Joe Rosenthal dies at 94; war photo still stirs emotions

The Associated Press

NEW YORK — The most famous photograph of World War II, and maybe of all time, rests in a box in a locked steel cage at The Associated Press photo library in New York. The death of Joe Rosenthal, the man who took it, was an occasion to bring it out for a rare examination.

Donning white cotton gloves, AP chief photo librarian Charles Zoeller opened the box marked "Iwo Jima 1945, Joe Rosenthal." Inside were 31 4-by-5 negatives — including The Picture — from the Speed Graphic camera that Rosenthal carried through one of the bloodiest battles of the Pacific War.

Zoeller flipped the switch on a light board and held up a negative — the black-and-white image of five Marines and one Navy corpsman pushing a flagpole upward in what would become the ultimate symbol of that conflict.

The photo was snapped Feb. 23, 1945, on the top of 545-foot Mount Suribachi, the dormant volcano at the southern end of Iwo Jima — "Sulfur Island" in English — as Marines battled to dislodge entrenched Japanese forces.

Made famous by the shot, Rosenthal later left AP and worked 35 years as a photographer for the San Francisco Chronicle. He died Sunday at 94 of natural causes at an assisted-living facility in suburban Novato, Calif., said his daughter, Anne Rosenthal.
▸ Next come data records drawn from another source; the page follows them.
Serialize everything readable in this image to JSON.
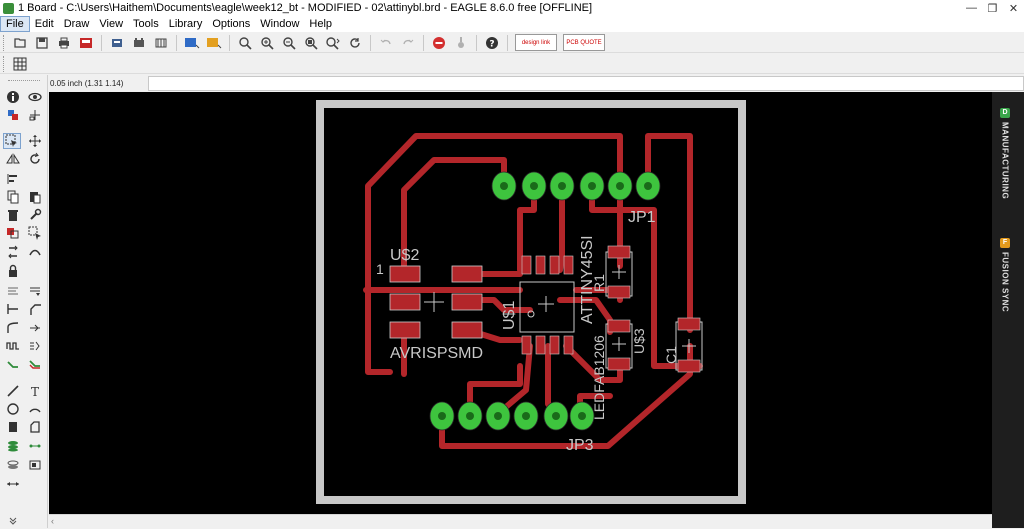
{
  "window": {
    "title": "1 Board - C:\\Users\\Haithem\\Documents\\eagle\\week12_bt - MODIFIED - 02\\attinybl.brd - EAGLE 8.6.0 free [OFFLINE]",
    "controls": {
      "minimize": "—",
      "restore": "❐",
      "close": "✕"
    }
  },
  "menu": [
    "File",
    "Edit",
    "Draw",
    "View",
    "Tools",
    "Library",
    "Options",
    "Window",
    "Help"
  ],
  "toolbar": {
    "design_link": "design link",
    "pcb_quote": "PCB QUOTE"
  },
  "command": {
    "coordinate": "0.05 inch (1.31 1.14)",
    "value": ""
  },
  "right_panel": {
    "tabs": [
      {
        "badge": "D",
        "label": "MANUFACTURING",
        "color": "#3aa64b"
      },
      {
        "badge": "F",
        "label": "FUSION SYNC",
        "color": "#e39a1c"
      }
    ]
  },
  "board": {
    "colors": {
      "board_outline": "#c8c8c8",
      "trace": "#b3262a",
      "pad": "#3ec43e",
      "smd": "#b3262a",
      "silk": "#c8c8c8"
    },
    "labels": {
      "jp1": "JP1",
      "jp3": "JP3",
      "u2": "U$2",
      "u2_pin1": "1",
      "avrisp": "AVRISPSMD",
      "u1": "U$1",
      "attiny": "ATTINY45SI",
      "r1": "R1",
      "u3": "U$3",
      "ledfab": "LEDFAB1206",
      "c1": "C1"
    }
  }
}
Rosenthal's iconic photo became the model for the Iwo Jima Memorial near Arlington National Cemetery in Virginia. The memorial, dedicated in 1954 and known officially as the Marine Corps War Memorial, commemorates the Marines who died taking the Pacific island in World War II.

Zoeller noted that in recent years, the Marine Corps has sent small groups of officers to spend a day at various news organizations, a program designed to familiarize combat leaders with the media they may encounter in the field.

At the AP, a final stop at the photo library has become the highlight of the yearly visits.

"The Marines see that shot and sometimes they burst into tears," Zoeller said. "It is really a Marine Corps icon, part of their culture, and it's a very moving experience for them to see that actual negative."

The image, which won Rosenthal a Pulitzer Prize, has been called the most-published photograph in history. It shows the second raising of the flag that day on Mount Suribachi. The first flag had been deemed too small.